La défense des libertés : un enjeu de la bataille budgétaire

« La sécurité, un ogre jamais rassasié » affirmait, fin 2015, l’ancien contrôleur général des lieux de privation de liberté, Jean-Marie Delarue. Alors que les budgets pour l’amélioration des conditions de vie dans les banlieues populaires, pour les emplois aidés sont réduits, l’ogre « sécurité » avale une part grandissante des finances publiques sans que l’efficacité des mesures adoptées ne soit évaluée.

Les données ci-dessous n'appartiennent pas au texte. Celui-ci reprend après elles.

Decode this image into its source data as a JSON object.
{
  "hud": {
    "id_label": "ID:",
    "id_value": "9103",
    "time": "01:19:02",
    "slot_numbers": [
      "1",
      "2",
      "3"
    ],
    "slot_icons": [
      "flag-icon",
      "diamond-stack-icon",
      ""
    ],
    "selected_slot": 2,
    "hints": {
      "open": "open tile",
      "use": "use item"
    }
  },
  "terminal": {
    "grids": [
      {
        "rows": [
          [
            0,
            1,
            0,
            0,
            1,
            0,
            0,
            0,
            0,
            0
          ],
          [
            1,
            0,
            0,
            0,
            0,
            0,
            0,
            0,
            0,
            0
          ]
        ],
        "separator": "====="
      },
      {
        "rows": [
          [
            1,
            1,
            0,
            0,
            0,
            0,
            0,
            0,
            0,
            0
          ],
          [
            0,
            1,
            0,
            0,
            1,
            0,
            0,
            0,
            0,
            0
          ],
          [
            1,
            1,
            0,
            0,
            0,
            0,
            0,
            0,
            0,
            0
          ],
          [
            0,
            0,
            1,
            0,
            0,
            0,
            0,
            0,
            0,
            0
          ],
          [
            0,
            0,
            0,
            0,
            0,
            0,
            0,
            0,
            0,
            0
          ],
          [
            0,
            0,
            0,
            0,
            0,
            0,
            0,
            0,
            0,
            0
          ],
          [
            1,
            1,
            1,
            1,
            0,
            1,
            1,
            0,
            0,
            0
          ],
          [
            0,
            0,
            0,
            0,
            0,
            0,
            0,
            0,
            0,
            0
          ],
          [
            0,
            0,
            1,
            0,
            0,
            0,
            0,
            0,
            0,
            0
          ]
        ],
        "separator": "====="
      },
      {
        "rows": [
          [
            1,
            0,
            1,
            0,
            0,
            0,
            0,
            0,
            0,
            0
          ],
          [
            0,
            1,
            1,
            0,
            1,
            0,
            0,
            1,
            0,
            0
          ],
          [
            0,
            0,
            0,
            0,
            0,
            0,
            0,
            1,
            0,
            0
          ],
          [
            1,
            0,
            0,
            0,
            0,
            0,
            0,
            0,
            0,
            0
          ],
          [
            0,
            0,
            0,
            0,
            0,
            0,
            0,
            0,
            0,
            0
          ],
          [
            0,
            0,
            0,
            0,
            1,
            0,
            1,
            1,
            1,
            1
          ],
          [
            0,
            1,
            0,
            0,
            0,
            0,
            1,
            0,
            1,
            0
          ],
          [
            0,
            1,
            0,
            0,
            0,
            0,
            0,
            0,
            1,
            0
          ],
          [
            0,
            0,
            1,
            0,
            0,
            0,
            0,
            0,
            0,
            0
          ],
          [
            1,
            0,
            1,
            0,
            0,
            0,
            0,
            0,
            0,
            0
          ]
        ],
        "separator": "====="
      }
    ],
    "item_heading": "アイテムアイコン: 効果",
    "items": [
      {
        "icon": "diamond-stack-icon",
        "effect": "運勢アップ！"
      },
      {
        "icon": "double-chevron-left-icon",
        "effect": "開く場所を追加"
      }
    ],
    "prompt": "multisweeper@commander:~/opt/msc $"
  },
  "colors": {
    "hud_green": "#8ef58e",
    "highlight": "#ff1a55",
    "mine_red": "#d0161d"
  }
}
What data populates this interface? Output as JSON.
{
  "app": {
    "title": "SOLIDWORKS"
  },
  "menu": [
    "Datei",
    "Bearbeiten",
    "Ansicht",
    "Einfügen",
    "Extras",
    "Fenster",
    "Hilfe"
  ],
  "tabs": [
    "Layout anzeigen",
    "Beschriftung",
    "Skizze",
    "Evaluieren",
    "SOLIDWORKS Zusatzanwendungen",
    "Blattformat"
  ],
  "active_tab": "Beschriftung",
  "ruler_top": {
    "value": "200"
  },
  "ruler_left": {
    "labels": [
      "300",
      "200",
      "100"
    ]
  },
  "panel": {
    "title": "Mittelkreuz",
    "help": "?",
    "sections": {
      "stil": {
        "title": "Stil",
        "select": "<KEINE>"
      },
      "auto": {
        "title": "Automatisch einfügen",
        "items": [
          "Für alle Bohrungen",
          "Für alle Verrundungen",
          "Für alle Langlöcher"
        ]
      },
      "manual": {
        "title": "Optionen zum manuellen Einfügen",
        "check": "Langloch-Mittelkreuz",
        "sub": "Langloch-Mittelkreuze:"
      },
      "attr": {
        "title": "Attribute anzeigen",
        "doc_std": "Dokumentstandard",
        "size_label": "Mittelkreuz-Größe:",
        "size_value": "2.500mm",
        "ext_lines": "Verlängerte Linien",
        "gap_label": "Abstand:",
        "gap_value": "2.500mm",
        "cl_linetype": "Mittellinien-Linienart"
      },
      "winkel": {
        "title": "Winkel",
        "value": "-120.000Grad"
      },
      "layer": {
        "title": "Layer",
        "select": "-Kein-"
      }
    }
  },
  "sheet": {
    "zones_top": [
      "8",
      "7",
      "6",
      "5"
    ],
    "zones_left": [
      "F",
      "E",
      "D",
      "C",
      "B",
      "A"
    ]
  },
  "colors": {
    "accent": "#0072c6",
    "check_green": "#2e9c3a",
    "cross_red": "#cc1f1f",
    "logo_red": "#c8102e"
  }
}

A VoxPublic, nous pensons donc que la bataille pour la défense des droits et libertés fondamentales doit aussi être menée, dès cet automne, sur le terrain budgétaire lors de la discussion de la loi de Finances 2018. Faut-il continuer à dépenser sans compter pour une illusoire sécurité, et sacrifier les actions en faveur de la cohésion sociale ? Le gouvernement semble avoir déjà tranché. Les choix budgétaires que les parlementaires vont faire seront les premières pierres des politiques publiques de ce nouveau quinquennat. Il y a donc urgence à construire le dialogue avec les élu.e.s de la majorité et de l’opposition pour qu’ils ne soient pas uniquement sous la pression du gouvernement et des lobbies de la sécurité. Alors que les parlementaires cherchent encore leurs marques, il est urgent que les organisations de la société civile infiltrent toutes les brèches pour inonder leurs bureaux de leurs exigences démocratiques.